What has driven performance in 2QFY10?
  • Taking the advantage of low interest rates, Bank of Baroda (BoB) grew its global advances and global deposits by 25% and 29% respectively in 1HFY10. The growth in overseas loan book although higher than the domestic book was not equally profitable due to excessive pressure on yields. The proportion of low cost deposits in the domestic portfolio was 36% of total deposits in 1HFY10. BOB increased its exposure to SME and agricultural assets while cutting down its retail loan book in the last quarter. While the bank hopes to sustain the level of NIM in the range of 25% to 3% in FY10, we have conservatively estimated at 2.2% for the full year.

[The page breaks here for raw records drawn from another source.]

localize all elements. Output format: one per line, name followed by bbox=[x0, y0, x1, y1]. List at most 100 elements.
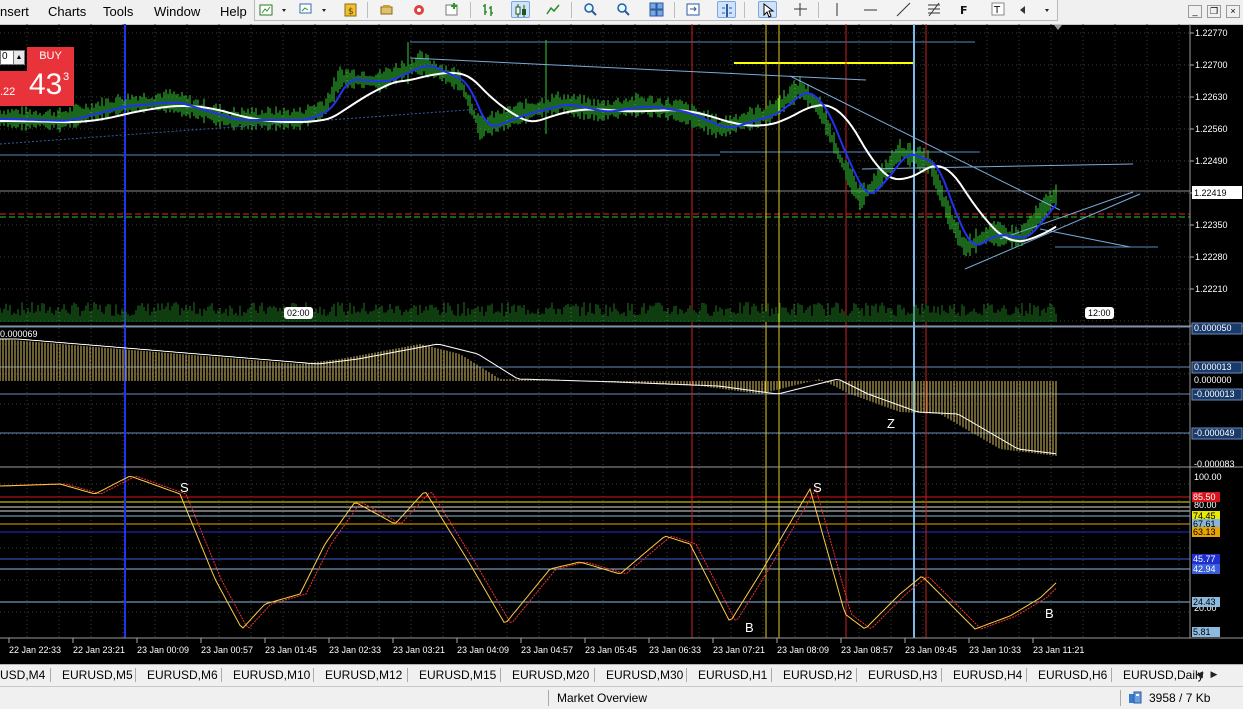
terminal-icon[interactable] bbox=[410, 1, 429, 18]
buy-price-sup: 3 bbox=[63, 71, 70, 83]
time-label: 23 Jan 09:45 bbox=[905, 645, 957, 655]
zoom-in-icon[interactable] bbox=[581, 1, 600, 18]
volume-bars bbox=[0, 302, 1057, 322]
tab-eurusd-m15[interactable]: EURUSD,M15 bbox=[419, 668, 496, 682]
text-label-icon[interactable]: F bbox=[955, 1, 974, 18]
candlestick-icon[interactable] bbox=[511, 1, 530, 18]
stoch-annotation-s2: S bbox=[813, 480, 822, 495]
tab-eurusd-m10[interactable]: EURUSD,M10 bbox=[233, 668, 310, 682]
svg-text:12:00: 12:00 bbox=[1088, 308, 1111, 318]
new-order-icon[interactable] bbox=[443, 1, 462, 18]
stoch-level-label: 63.13 bbox=[1193, 527, 1216, 537]
tab-eurusd-m20[interactable]: EURUSD,M20 bbox=[512, 668, 589, 682]
macd-scale-label: 0.000013 bbox=[1194, 362, 1232, 372]
time-marker-right: 12:00 bbox=[1085, 307, 1114, 319]
horizontal-line-icon[interactable] bbox=[861, 1, 880, 18]
svg-text:$: $ bbox=[348, 7, 354, 17]
time-label: 23 Jan 04:57 bbox=[521, 645, 573, 655]
price-scale: 1.22770 1.22700 1.22630 1.22560 1.22490 1.224… bbox=[1190, 28, 1228, 294]
svg-text:02:00: 02:00 bbox=[287, 308, 310, 318]
buy-price-big: 43 bbox=[29, 68, 63, 101]
time-marker-left: 02:00 bbox=[284, 307, 313, 319]
tab-eurusd-h1[interactable]: EURUSD,H1 bbox=[698, 668, 767, 682]
menu-help[interactable]: Help bbox=[220, 4, 247, 19]
tab-eurusd-m6[interactable]: EURUSD,M6 bbox=[147, 668, 218, 682]
trendlines bbox=[0, 57, 1141, 270]
stoch-annotation-s1: S bbox=[180, 480, 189, 495]
new-chart-dropdown-icon[interactable] bbox=[279, 1, 288, 18]
vertical-line-icon[interactable] bbox=[828, 1, 847, 18]
price-label: 1.22700 bbox=[1195, 60, 1228, 70]
chart-shift-icon[interactable] bbox=[717, 1, 736, 18]
close-icon[interactable]: × bbox=[1226, 5, 1240, 18]
menu-charts[interactable]: Charts bbox=[48, 4, 86, 19]
auto-scroll-icon[interactable] bbox=[684, 1, 703, 18]
line-chart-icon[interactable] bbox=[544, 1, 563, 18]
trendline-icon[interactable] bbox=[894, 1, 913, 18]
tab-eurusd-m5[interactable]: EURUSD,M5 bbox=[62, 668, 133, 682]
stoch-annotation-b2: B bbox=[1045, 606, 1054, 621]
zoom-out-icon[interactable] bbox=[614, 1, 633, 18]
lot-spin-up-icon[interactable]: ▲ bbox=[13, 51, 24, 64]
traffic-label: 3958 / 7 Kb bbox=[1149, 691, 1211, 705]
chart-tabs: USD,M4 EURUSD,M5 EURUSD,M6 EURUSD,M10 EU… bbox=[0, 664, 1243, 687]
time-label: 23 Jan 00:09 bbox=[137, 645, 189, 655]
tab-usd-m4[interactable]: USD,M4 bbox=[0, 668, 45, 682]
text-icon[interactable]: T bbox=[989, 1, 1008, 18]
stoch-level-label: 45.77 bbox=[1193, 554, 1216, 564]
svg-text:T: T bbox=[993, 5, 1001, 16]
tab-eurusd-m12[interactable]: EURUSD,M12 bbox=[325, 668, 402, 682]
tab-scroll-left-icon[interactable]: ◀ bbox=[1196, 669, 1203, 679]
crosshair-icon[interactable] bbox=[791, 1, 810, 18]
tab-eurusd-h2[interactable]: EURUSD,H2 bbox=[783, 668, 852, 682]
navigator-icon[interactable] bbox=[377, 1, 396, 18]
new-chart-icon[interactable] bbox=[257, 1, 276, 18]
tab-scroll-right-icon[interactable]: ▶ bbox=[1210, 669, 1217, 679]
macd-scale-label: -0.000013 bbox=[1194, 389, 1235, 399]
macd-histogram bbox=[0, 339, 1057, 456]
chart-window[interactable]: 1.22770 1.22700 1.22630 1.22560 1.22490 1.224… bbox=[0, 24, 1243, 664]
time-label: 23 Jan 10:33 bbox=[969, 645, 1021, 655]
more-tools-icon[interactable] bbox=[1017, 1, 1036, 18]
market-watch-icon[interactable]: $ bbox=[341, 1, 360, 18]
time-label: 23 Jan 02:33 bbox=[329, 645, 381, 655]
more-tools-dropdown-icon[interactable] bbox=[1042, 1, 1051, 18]
bar-chart-icon[interactable] bbox=[480, 1, 499, 18]
macd-signal-line bbox=[0, 338, 1057, 455]
tile-windows-icon[interactable] bbox=[647, 1, 666, 18]
tab-eurusd-daily[interactable]: EURUSD,Daily bbox=[1123, 668, 1204, 682]
chart-shift-marker-icon[interactable] bbox=[1054, 25, 1062, 30]
macd-scale-label: -0.000049 bbox=[1194, 428, 1235, 438]
tab-eurusd-m30[interactable]: EURUSD,M30 bbox=[606, 668, 683, 682]
market-overview-label[interactable]: Market Overview bbox=[557, 691, 647, 705]
price-label: 1.22210 bbox=[1195, 284, 1228, 294]
minimize-icon[interactable]: _ bbox=[1188, 5, 1202, 18]
tab-eurusd-h4[interactable]: EURUSD,H4 bbox=[953, 668, 1022, 682]
menu-insert[interactable]: nsert bbox=[0, 4, 29, 19]
time-axis: 22 Jan 22:33 22 Jan 23:21 23 Jan 00:09 23 J… bbox=[8, 638, 1084, 655]
menu-tools[interactable]: Tools bbox=[103, 4, 133, 19]
buy-button[interactable]: BUY 43 3 bbox=[27, 47, 74, 106]
stochastic-signal-line bbox=[0, 475, 1057, 630]
profiles-icon[interactable] bbox=[297, 1, 316, 18]
time-label: 23 Jan 00:57 bbox=[201, 645, 253, 655]
grid bbox=[0, 24, 1190, 638]
time-label: 23 Jan 07:21 bbox=[713, 645, 765, 655]
tab-eurusd-h6[interactable]: EURUSD,H6 bbox=[1038, 668, 1107, 682]
restore-icon[interactable]: ❐ bbox=[1207, 5, 1221, 18]
cursor-icon[interactable] bbox=[758, 1, 777, 18]
current-price-label: 1.22419 bbox=[1194, 188, 1227, 198]
profiles-dropdown-icon[interactable] bbox=[319, 1, 328, 18]
tab-eurusd-h3[interactable]: EURUSD,H3 bbox=[868, 668, 937, 682]
buy-label: BUY bbox=[39, 50, 62, 62]
macd-scale-label: 0.000050 bbox=[1194, 323, 1232, 333]
stoch-level-label: 85.50 bbox=[1193, 492, 1216, 502]
lot-size-input[interactable]: 0 ▲ bbox=[0, 50, 25, 65]
time-label: 23 Jan 11:21 bbox=[1033, 645, 1084, 655]
menu-window[interactable]: Window bbox=[154, 4, 200, 19]
stoch-level-label: 42.94 bbox=[1193, 564, 1216, 574]
trendline bbox=[999, 191, 1134, 240]
stoch-level-label: 5.81 bbox=[1193, 627, 1211, 637]
fibonacci-icon[interactable] bbox=[925, 1, 944, 18]
status-bar: Market Overview 3958 / 7 Kb bbox=[0, 686, 1243, 709]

    Taking advantage of cost arbitrage
      1HFY09 % of total 1HFY10 % of total Change
    Advances 1,187,500   1,489,190   25.4%
    Domestic 905,930   1,096,410   21.0%
    % of total 76%   74%    
    Agriculture 146,250 12.3% 185,750 16.9% 27.0%
    Retail 177,450 14.9% 214,030 14.4% 20.6%
    SME 126,840 10.7% 166,660 11.2% 31.4%
    Overseas 281,570   392,780   39.5%
    Deposits 1,610,690   2,073,540   28.7%
    Domestic 1,310,190   1,606,080   22.6%
    % of total 81%   77%    
    CASA 505,733 38.6% 580,919 36.2% 14.9%
    Term deposits 804,457 61.4% 1,025,161 63.8% 27.4%
    Overseas 300,500   467,460   55.6%

  • Although, BOB seems to have drawn focus on this counter to shield its profits from getting eroded by the lower NIMs and treasury losses a large part of the other income in 1HFY10 were primarily from trading gains. Fee income backed by growth in commissions and forex income grew by 13% to form 11% of total income at the end of 1HFY10. The bank currently has 78% of investments in the HTM basket.

  • The bank’s cost to income ratio was 53% for the domestic operations and 22% for the overseas operations in 1HFY10. Overall cost to income ratio was 47% in 1HFY10.

  • The net NPAs declined from 0.4% of total advances in 1HFY09 to 0.3% in 1HFY10. More importantly, the growth in cash recoveries substantially reduced the provisioning requirement for the bank in 1HFY10. The NPA coverage ratio stood at a comfortable 79% at the end of 1HFY10.

  • BOB’s overseas business contributed 24% of the bank’s total business, 23% of profits and 37% of the fee based income in 1HFY10.

  • BoB is targeting an overall business growth of 25% in FY10, while growing its fee based income by atleast 20% YoY.

What to expect?
At the current price of Rs 528, the stock is valued at 1.0 time our estimated FY12 adjusted book value. The bank has marginally outperformed our broad asset growth and margin estimations so far in FY09. While we draw comfort from the bank’s adequate capital and high provisioning cover, the low fee income proportion is our concerns with regard to the bank. We maintain our positive view on the stock.